One of Nurmamat’s former employers, Shanghai’s Tongji University, confirmed with Radio Free Asia reporters in July 2021 that he had been arrested and had been under investigation since April that year.
In response to VOA’s request for more information, Liu Pengyu, spokesperson for the Chinese Embassy in Washington, wrote, “I am not aware of this specific case, thus having nothing to share. China is a law-based country, and I believe the judicial and law enforcement institutions perform their jobs in accordance with law.”
Just before Nurmamat’s arrest by Xinjiang police, he announced his new role as a science editor at Cell Press, a publisher of scientific journals headquartered in Cambridge, Massachusetts.
“When I last spoke with him before his forced disappearance, he said he was ‘stuck and couldn’t leave,’ ” said a friend who is an exiled Uyghur now living in Canada. The Canadian Uyghur, along with several other exiled Uyghurs in the U.S. who knew Nurmamat before his disappearance, shared with VOA details about his situation. They expressed concerns about his well-being in Chinese custody and requested anonymity because of fears for their families in Xinjiang.
Joseph Caputo, head of media and communications at Cell Press, confirmed to VOA that Nurmamat had a brief tenure at the organization but did not provide further details on his current situation.
“No one outside the Chinese government knows his current location or the length of his sentence, similar to many other cases involving Uyghur intellectuals,” Uyghur Hjelp’s Ayup told VOA in a phone interview.
Uyghur rights organizations say China has been increasing its crackdown on Turkic-speaking Uyghurs in Xinjiang since 2017 with human rights abuses that include arbitrary detention of over 1 million individuals, forced labor, sterilization of women and torture.

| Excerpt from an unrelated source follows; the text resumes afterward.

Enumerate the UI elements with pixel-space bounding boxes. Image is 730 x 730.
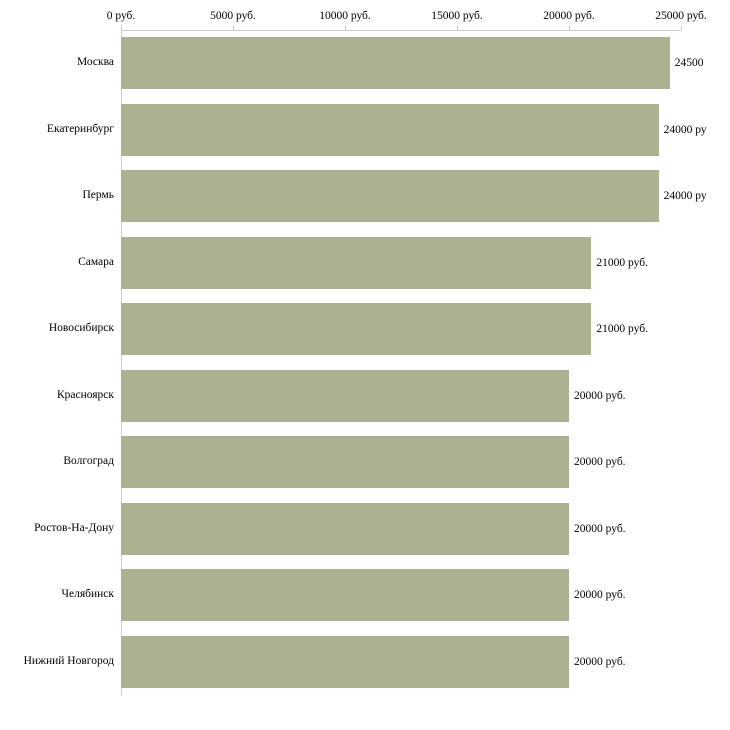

China’s treatment of Uyghurs has been labeled as genocide by the U.S. and several Western parliaments. The United Nations human rights office has suggested these actions may amount to crimes against humanity.
China denies these accusations, saying Xinjing-related policies are established in the context of combating violent terrorism and separatism, and it accuses the U.S. and Western anti-China forces of spreading disinformation.